Crop, deskew, segment into regions / lines / words, or recognize with tesserocr

https://circleci.com/gh/OCR-D/ocrd_tesserocr.svg?style=svg https://img.shields.io/pypi/v/ocrd_tesserocr.svg https://codecov.io/gh/OCR-D/ocrd_tesserocr/branch/master/graph/badge.svg Docker Automated build

Introduction

This offers OCR-D compliant workspace processors for (much of) the functionality of Tesseract via its Python API wrapper tesserocr . (Each processor is a step in the OCR-D functional model, and can be replaced with an alternative implementation. Data is represented within METS/PAGE.)

This includes image preprocessing (cropping, binarization, deskewing), layout analysis (region, line, word segmentation) and OCR proper. Most processors can operate on different levels of the PAGE hierarchy, depending on the workflow configuration.

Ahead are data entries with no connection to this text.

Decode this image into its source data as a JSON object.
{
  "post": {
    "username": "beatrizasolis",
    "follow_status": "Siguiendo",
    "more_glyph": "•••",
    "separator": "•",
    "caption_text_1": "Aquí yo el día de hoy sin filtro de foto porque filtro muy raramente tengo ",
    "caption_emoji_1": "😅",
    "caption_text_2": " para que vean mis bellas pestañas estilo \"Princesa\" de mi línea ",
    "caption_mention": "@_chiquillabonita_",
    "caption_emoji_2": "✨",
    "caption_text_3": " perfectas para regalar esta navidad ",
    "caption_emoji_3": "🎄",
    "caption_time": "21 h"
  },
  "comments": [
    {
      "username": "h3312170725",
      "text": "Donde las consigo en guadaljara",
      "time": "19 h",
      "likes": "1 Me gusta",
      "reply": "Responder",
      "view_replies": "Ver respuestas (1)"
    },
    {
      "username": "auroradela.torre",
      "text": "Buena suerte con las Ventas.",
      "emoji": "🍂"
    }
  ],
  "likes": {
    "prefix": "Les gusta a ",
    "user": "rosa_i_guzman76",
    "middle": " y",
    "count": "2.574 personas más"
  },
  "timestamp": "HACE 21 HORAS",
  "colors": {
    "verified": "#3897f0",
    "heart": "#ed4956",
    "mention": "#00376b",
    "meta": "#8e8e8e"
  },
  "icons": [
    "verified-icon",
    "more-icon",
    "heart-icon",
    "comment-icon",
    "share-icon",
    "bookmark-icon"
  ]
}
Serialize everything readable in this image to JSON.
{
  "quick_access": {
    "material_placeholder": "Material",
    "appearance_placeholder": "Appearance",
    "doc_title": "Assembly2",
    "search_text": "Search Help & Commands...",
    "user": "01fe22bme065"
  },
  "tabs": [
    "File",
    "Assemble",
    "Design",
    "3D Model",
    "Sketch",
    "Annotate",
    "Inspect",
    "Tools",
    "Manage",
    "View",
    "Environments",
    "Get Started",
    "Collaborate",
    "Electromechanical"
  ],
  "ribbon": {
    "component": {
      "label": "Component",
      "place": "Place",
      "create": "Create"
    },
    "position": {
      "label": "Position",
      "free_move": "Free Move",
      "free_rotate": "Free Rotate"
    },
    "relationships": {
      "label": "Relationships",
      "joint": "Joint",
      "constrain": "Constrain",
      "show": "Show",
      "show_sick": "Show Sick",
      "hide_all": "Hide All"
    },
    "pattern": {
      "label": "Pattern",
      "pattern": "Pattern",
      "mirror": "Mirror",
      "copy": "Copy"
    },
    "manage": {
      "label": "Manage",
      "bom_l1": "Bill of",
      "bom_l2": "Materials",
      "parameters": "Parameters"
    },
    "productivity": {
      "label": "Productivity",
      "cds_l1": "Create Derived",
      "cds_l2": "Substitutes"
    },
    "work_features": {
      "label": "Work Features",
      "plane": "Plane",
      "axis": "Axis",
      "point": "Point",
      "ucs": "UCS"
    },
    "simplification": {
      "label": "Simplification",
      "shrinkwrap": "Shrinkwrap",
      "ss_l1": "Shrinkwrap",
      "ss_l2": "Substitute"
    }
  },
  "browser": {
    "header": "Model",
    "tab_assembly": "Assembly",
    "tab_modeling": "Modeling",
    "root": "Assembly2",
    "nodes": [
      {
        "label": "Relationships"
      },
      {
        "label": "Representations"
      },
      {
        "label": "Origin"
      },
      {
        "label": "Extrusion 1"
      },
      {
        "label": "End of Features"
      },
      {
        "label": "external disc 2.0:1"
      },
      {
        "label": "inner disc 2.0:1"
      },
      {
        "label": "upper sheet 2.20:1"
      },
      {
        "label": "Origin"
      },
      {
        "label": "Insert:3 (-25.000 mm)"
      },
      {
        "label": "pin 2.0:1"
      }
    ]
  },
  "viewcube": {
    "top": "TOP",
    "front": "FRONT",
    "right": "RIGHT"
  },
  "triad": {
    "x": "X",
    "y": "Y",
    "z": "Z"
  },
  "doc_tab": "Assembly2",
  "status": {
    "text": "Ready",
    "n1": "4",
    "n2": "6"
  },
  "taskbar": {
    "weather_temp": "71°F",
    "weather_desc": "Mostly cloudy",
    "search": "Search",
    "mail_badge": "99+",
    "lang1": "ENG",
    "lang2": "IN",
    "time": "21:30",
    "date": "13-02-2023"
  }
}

Image results are referenced (read and written) via AlternativeImage, text results via TextEquiv, deskewing via @orientation, cropping via Border and segmentation via Region / TextLine / Word elements with Coords/@points.

Installation

Required ubuntu packages:

  • Tesseract headers (libtesseract-dev)

  • Some tesseract language models (tesseract-ocr-{eng,deu,frk,...} or script models (tesseract-ocr-script-{latn,frak,...})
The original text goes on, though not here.